In some ways, Fouquet has it easy: ASML’s course for the coming years has been set. The development of high-NA scanners will soon move on to the commercial phase, and that kind of scale-up operations are second nature at the company by now. A little more hazy is another succession issue: will there be hyper-NA after high-NA? As the benefits of shrink are leveling off and costs are going up, it’s more challenging than ever to come up with a scanner design for which ASML’s customers will gladly shell out hundreds of millions of dollars.

Fouquet will take office as ASML is still expanding capacity. Despite a flat 2024, that will take up much of his attention as the growth of the multinational and its supply chain is starting to produce fallout. A predominantly regional problem has now become national as, to ASML’s disgust, politicians are suggesting to ban international knowledge workers and students. Parliament has already voted to scale back tax benefits for skilled migrants.

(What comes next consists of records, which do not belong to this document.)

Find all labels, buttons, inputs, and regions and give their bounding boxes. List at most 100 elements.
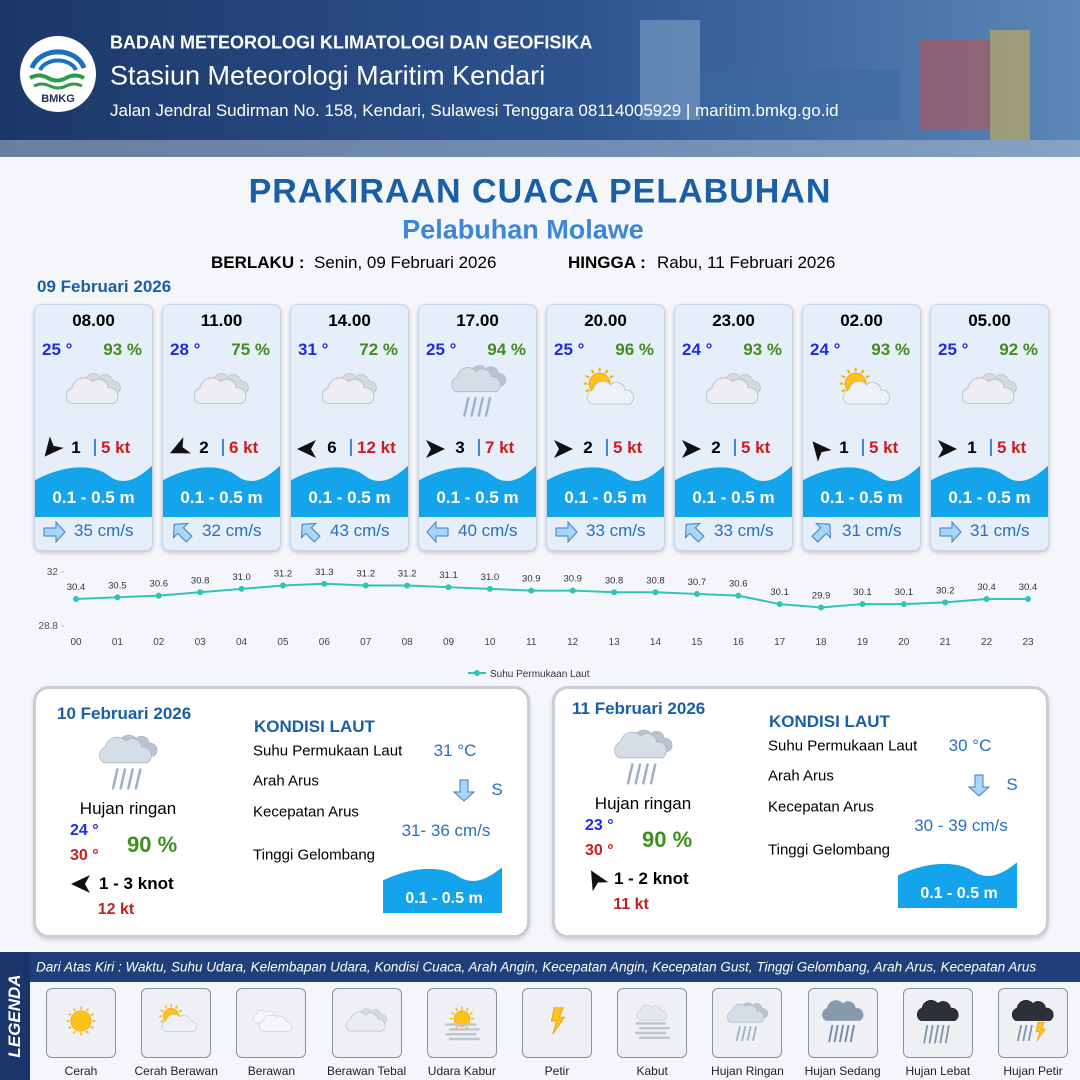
wind-arrow bbox=[682, 440, 701, 458]
legend-item-label: Hujan Ringan bbox=[711, 1064, 784, 1078]
card-temp: 28 ° bbox=[170, 340, 201, 359]
x-tick-label: 07 bbox=[360, 637, 372, 648]
current-arrow bbox=[452, 779, 476, 802]
day-date: 11 Februari 2026 bbox=[572, 699, 706, 718]
card-time: 05.00 bbox=[968, 311, 1011, 330]
separator bbox=[478, 439, 480, 456]
point bbox=[652, 589, 659, 596]
card-humidity: 92 % bbox=[999, 340, 1038, 359]
card-temp: 25 ° bbox=[42, 340, 73, 359]
day-temp-min: 23 ° bbox=[585, 817, 614, 834]
point bbox=[1025, 596, 1031, 602]
legend-box bbox=[902, 988, 973, 1058]
wave-band bbox=[931, 465, 1048, 517]
wind-arrow bbox=[554, 440, 573, 458]
y-tick-label: 32 bbox=[47, 567, 59, 578]
fog-line bbox=[635, 1031, 667, 1035]
cloud-shape bbox=[345, 1011, 385, 1032]
gust-speed: 5 kt bbox=[101, 438, 131, 457]
data-label: 31.0 bbox=[232, 572, 251, 583]
main-title: PRAKIRAAN CUACA PELABUHAN bbox=[248, 172, 832, 211]
point bbox=[114, 594, 121, 601]
current-speed: 31 cm/s bbox=[970, 521, 1030, 540]
fog-line bbox=[448, 1037, 480, 1041]
cloud bbox=[99, 736, 152, 764]
data-label: 30.1 bbox=[770, 587, 789, 598]
kondisi-wave-height: 0.1 - 0.5 m bbox=[405, 890, 483, 907]
x-tick-label: 06 bbox=[319, 637, 331, 648]
logo-text: BMKG bbox=[41, 93, 75, 105]
validity-from-label: BERLAKU : bbox=[211, 253, 305, 272]
cloud bbox=[321, 377, 375, 404]
wave-band bbox=[803, 465, 920, 517]
cloud-shape bbox=[614, 731, 667, 759]
banner-shape bbox=[700, 70, 900, 120]
x-tick-label: 21 bbox=[940, 637, 952, 648]
kondisi-sst: 31 °C bbox=[433, 741, 477, 760]
point bbox=[611, 589, 618, 596]
cloud-shape bbox=[587, 381, 634, 405]
day-wind: 1 - 3 knot bbox=[99, 874, 174, 893]
wave-band bbox=[35, 465, 152, 517]
wave-band bbox=[547, 465, 664, 517]
rain-drop bbox=[923, 1024, 928, 1044]
card-time: 08.00 bbox=[72, 311, 115, 330]
rain-drop bbox=[626, 763, 634, 785]
wind-arrow-icon bbox=[44, 436, 64, 457]
cloud bbox=[821, 1000, 864, 1021]
point bbox=[900, 601, 907, 608]
day-gust: 11 kt bbox=[613, 896, 649, 913]
wave-band bbox=[931, 465, 1048, 517]
weather-icon bbox=[961, 373, 1017, 404]
sun-ray bbox=[160, 1020, 164, 1023]
cloud-shape bbox=[451, 367, 501, 393]
day-condition: Hujan ringan bbox=[594, 794, 692, 813]
card-humidity: 93 % bbox=[871, 340, 910, 359]
x-tick-label: 01 bbox=[112, 637, 124, 648]
gust-speed: 12 kt bbox=[357, 438, 396, 457]
rain-drop bbox=[838, 1024, 844, 1043]
data-label: 31.2 bbox=[274, 569, 293, 580]
point bbox=[404, 582, 411, 589]
legend-item-label: Hujan Sedang bbox=[804, 1064, 881, 1078]
sun-ray bbox=[865, 374, 870, 379]
wind-speed: 2 bbox=[583, 438, 593, 457]
wind-speed: 3 bbox=[455, 438, 465, 457]
legend-item-label: Hujan Lebat bbox=[905, 1064, 971, 1078]
rain-drop bbox=[928, 1024, 934, 1044]
kondisi-current-dir: S bbox=[1006, 775, 1018, 794]
cloud-shape bbox=[727, 1003, 765, 1023]
cloud bbox=[705, 377, 759, 404]
cloud-shape bbox=[99, 736, 152, 764]
cloud bbox=[587, 381, 634, 405]
lightning bbox=[550, 1007, 566, 1035]
banner-shape bbox=[640, 20, 700, 120]
kondisi-current-arrow bbox=[452, 779, 476, 802]
cloud bbox=[162, 1014, 198, 1032]
data-label: 30.4 bbox=[67, 582, 86, 593]
cloud-shape bbox=[821, 1000, 864, 1021]
point bbox=[693, 590, 700, 597]
gust-speed: 5 kt bbox=[869, 438, 899, 457]
line bbox=[75, 582, 1028, 609]
sst-chart: 28.8 32 00 01 02 03 04 05 06 07 08 09 10 11 12 13 14 15 16… bbox=[39, 567, 1038, 680]
separator bbox=[862, 439, 864, 456]
wave-band bbox=[163, 465, 280, 517]
sun-ray bbox=[175, 1005, 179, 1009]
kondisi-wave-height: 0.1 - 0.5 m bbox=[920, 885, 998, 902]
current-arrow bbox=[43, 520, 66, 544]
point bbox=[73, 596, 79, 602]
data-label: 30.6 bbox=[729, 579, 748, 590]
data-label: 30.9 bbox=[563, 574, 582, 585]
day-temp-min: 24 ° bbox=[70, 822, 99, 839]
sun-ray bbox=[469, 1011, 473, 1015]
kondisi-label: Kecepatan Arus bbox=[768, 798, 874, 816]
banner-shape bbox=[0, 140, 1080, 157]
cloud-shape bbox=[259, 1014, 293, 1032]
card-time: 23.00 bbox=[712, 311, 755, 330]
cloud bbox=[345, 1011, 385, 1032]
cloud-shape bbox=[193, 377, 247, 404]
gust-speed: 6 kt bbox=[229, 438, 259, 457]
wind-speed: 6 bbox=[327, 438, 337, 457]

Although Fouquet claims to be fully acclimatized to Dutch culture – he’s married to a Dutch woman – as a non-Dutchman, he may be at a disadvantage when dealing with Dutch politicians. Perhaps that job should fall to CFO Roger Dassen.

Pick up the slack

On the other hand, his French origins could help Fouquet on the international stage, on which geopolitical storms continue wreaking havoc. France stands for a proud and self-confident Europe, so when it comes to curbing American interference, such as export measures, the new ASML CEO will invariably find the French president on his side. As a champion of a strong European high-tech industry, Fouquet also has a good ally in France.

If Dutch politicians fail to support ASML, European ones need to pick up the slack. In that sense, a non-Dutch – but European – CEO couldn’t have come at a better time.